Ideal toolset and pipeline for solo short film and video game dev to digitize original physical BJD characters into performance capture-capable assets?

My wife hand-sculpts original ball-jointed doll characters of her own conceptualization and design, and then casts their parts to produce resin doll clones of the original sculpt. I want to digitize these characters and bring them to life using Unreal Engine.
Nearly all the learning resources out there show how to do a workflow from scratch or from a character creation software where the character is digital from the beginning, not a high-resolution, high-polycount 3D scan of the parts of a real-world poseable figurine.

I’ve gotten as far as reducing the polycount, fixing scan errors, and reassembling the doll, even rigging its body for skeletal animation successfully.

However, the character has no eyes, no clothes, and no facial animation rig. Yesterday I tried figuring out how to make a space inside their mouth so they can open it to talk once I have a facial animation rig set up.

I have little to no budget for software at the moment so I’m using Blender and Unreal Engine.

To make the characters work well for making short movies, and also for putting them in games, I need guidance on how to get this set up.

I want to make the content creation process as painless as possible, so I hope to be able to do facial performance capture of whoever is voice acting the character and use Unreal’s quick iteration and render times to our advantage. This way I don’t have to hand-animate the lip sync and facial expressions, but capture the actors’ performances instead and have them show up on the doll character immediately.

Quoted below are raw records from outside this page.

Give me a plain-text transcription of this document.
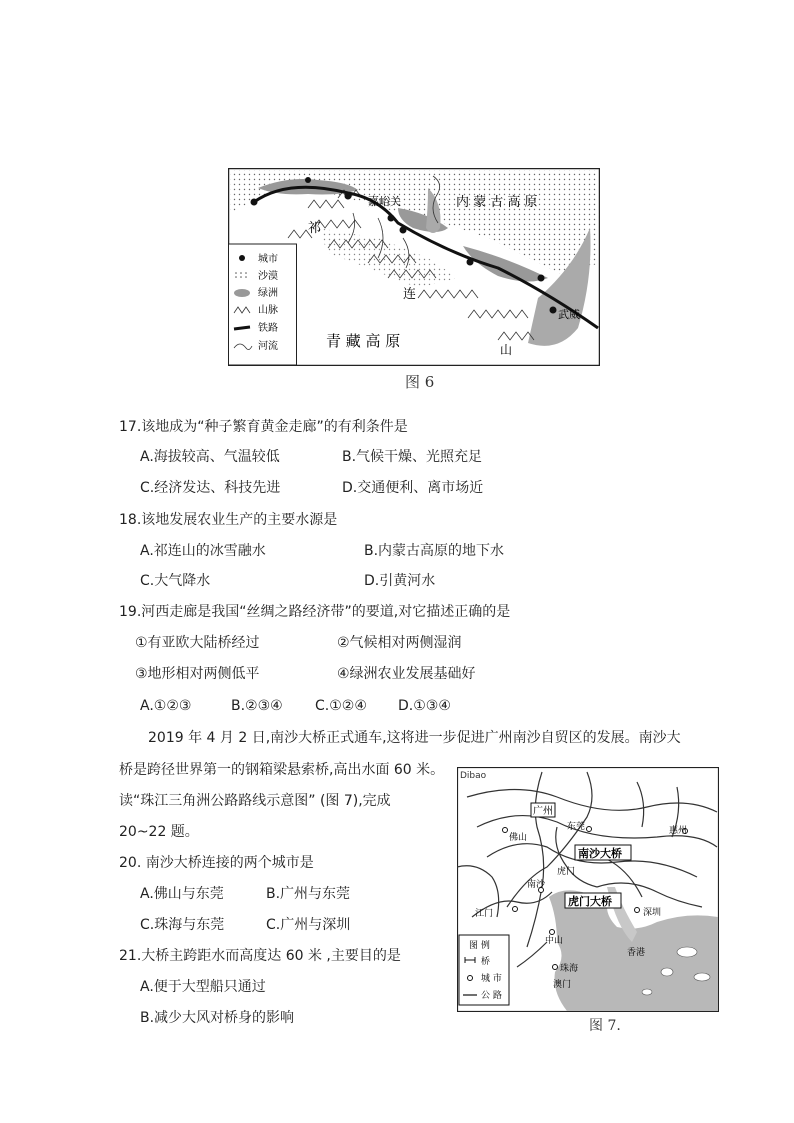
嘉峪关	内 蒙 古 高 原
祁
连
山
武威
青 藏 高 原
城市
沙漠
绿洲
山脉
铁路
河流
图 6
17.该地成为“种子繁育黄金走廊”的有利条件是
A.海拔较高、气温较低	B.气候干燥、光照充足
C.经济发达、科技先进	D.交通便利、离市场近
18.该地发展农业生产的主要水源是
A.祁连山的冰雪融水	B.内蒙古高原的地下水
C.大气降水	D.引黄河水
19.河西走廊是我国“丝绸之路经济带”的要道,对它描述正确的是
①有亚欧大陆桥经过	②气候相对两侧湿润
③地形相对两侧低平	④绿洲农业发展基础好
A.①②③	B.②③④ C.①②④ D.①③④
2019 年 4 月 2 日,南沙大桥正式通车,这将进一步促进广州南沙自贸区的发展。南沙大
桥是跨径世界第一的钢箱梁悬索桥,高出水面 60 米。
读“珠江三角洲公路路线示意图” (图 7),完成
20~22 题。
20. 南沙大桥连接的两个城市是
A.佛山与东莞	B.广州与东莞
C.珠海与东莞	C.广州与深圳
21.大桥主跨距水而高度达 60 米 ,主要目的是
A.便于大型船只通过
B.减少大风对桥身的影响
南沙大桥
虎门大桥
广州
东莞
佛山
惠州
南沙
虎门
江门
中山
深圳
香港
珠海
澳门
Dibao
图 例
桥
城 市
公 路
图 7.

She has had good results for short, 7-12 second video clips using MidJourney AI-generated video of her doll still photos. The results are amazing and look photorealistic! But with a 3D character rigged and ready to go, we can have direct control over the results and won’t have to spend all day iterating over AI prompts and stitching the results together to achieve CLOSE to the thing we want.
With a rigged character and performance capture we could quickly create the exact performance we want, and maybe combine that with other AI-generated elements in the final composition (match lighting when it matters, of course).

I’m a rookie at this stuff but I understand the concepts. I just anticipate a lot of roadblocks and caveats where Unreal does a lot of what I need but not everything, so I have to use a DCC app like Blender to get those things set up, and then might want to just render in Blender anyway if it takes too much figuring out to get it to play nicely with Unreal. Maybe there are other free/cheap tools that would be a better pipeline than just Blender > Unreal. Anyone have any ideas?

The issue I’m running into with learning this stuff is that all the live performance capture learning resources assume using Metahumans. My characters are not generated by Metahumans (they’re created the “hard” way instead), so how can I get Unreal to work on them for the purposes I’ve stated? Should I use blend shapes or face bones?

I want to save myself a lot of wasted hours going down rabbit holes that don’t lead to my goal as stated. Can you help me?